Ono no Dofu as a Young Man Watching a Frog Jumping at a Willow Branch
- Medium:
- Monochrome woodblock print; ink on paper
- Source:
- Metropolitan Museum of Art
Description
Ono no Dōfū as a Young Man Watching a Frog Jumping at a Willow Branch, attributed to Kitao Shigemasa in the Metropolitan Museum of Art, draws on one of the most beloved didactic stories in Japanese cultural memory. The Heian period calligrapher Ono no Tōfū, often spelled Dōfū, is said to have despaired of mastering his art until he observed a frog attempting again and again to leap onto a willow branch, finally succeeding and inspiring him to persist with his own studies. The story became a moral exemplar of perseverance and was depicted in painting, print, and decorative arts for centuries. The museum's date of 1739 reflects a cataloging convention rather than a precise design year, but the print sits firmly within Shigemasa's career as a designer of figural and historical subjects in Edo [ukiyo-e](/glossary/ukiyo-e).

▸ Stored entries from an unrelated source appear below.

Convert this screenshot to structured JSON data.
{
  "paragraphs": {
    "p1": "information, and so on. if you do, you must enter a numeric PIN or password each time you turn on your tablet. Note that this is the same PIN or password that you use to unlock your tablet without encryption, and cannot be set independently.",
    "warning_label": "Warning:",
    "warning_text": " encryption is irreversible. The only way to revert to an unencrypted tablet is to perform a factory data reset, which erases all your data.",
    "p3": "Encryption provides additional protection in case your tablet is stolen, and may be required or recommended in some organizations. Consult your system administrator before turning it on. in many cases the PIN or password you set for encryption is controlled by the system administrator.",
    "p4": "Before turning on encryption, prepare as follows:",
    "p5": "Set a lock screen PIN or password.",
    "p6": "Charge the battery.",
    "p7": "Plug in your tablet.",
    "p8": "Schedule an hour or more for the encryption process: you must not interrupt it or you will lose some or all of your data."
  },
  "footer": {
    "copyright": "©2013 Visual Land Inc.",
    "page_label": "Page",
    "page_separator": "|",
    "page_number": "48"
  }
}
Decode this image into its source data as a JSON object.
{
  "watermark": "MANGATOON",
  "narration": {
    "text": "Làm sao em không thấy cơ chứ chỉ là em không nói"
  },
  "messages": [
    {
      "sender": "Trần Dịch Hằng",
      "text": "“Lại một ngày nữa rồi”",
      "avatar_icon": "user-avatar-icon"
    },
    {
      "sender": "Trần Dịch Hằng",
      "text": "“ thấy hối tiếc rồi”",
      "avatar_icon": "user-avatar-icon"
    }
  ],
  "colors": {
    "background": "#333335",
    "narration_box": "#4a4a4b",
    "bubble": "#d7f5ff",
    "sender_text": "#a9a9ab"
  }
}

The composition focuses on the youthful Ono no Tōfū watching the frog with intent concentration, with the willow branch arching above to frame both the human and animal subjects. The Metropolitan Museum of Art preserves the image as part of its broad collection of Japanese figural prints and historical subjects. As founder of the Kitao school, Shigemasa was well prepared for narrative work of this kind, with a clear understanding of how to use posture, costume, and setting to communicate a recognizable story to a contemporary print audience. The work also illustrates the porous boundary between literary illustration and ukiyo-e, since the same anecdote appears in school primers, anthologies, and ethical handbooks throughout the Edo period and continues to shape Japanese conceptions of patience, training, and the value of careful observation.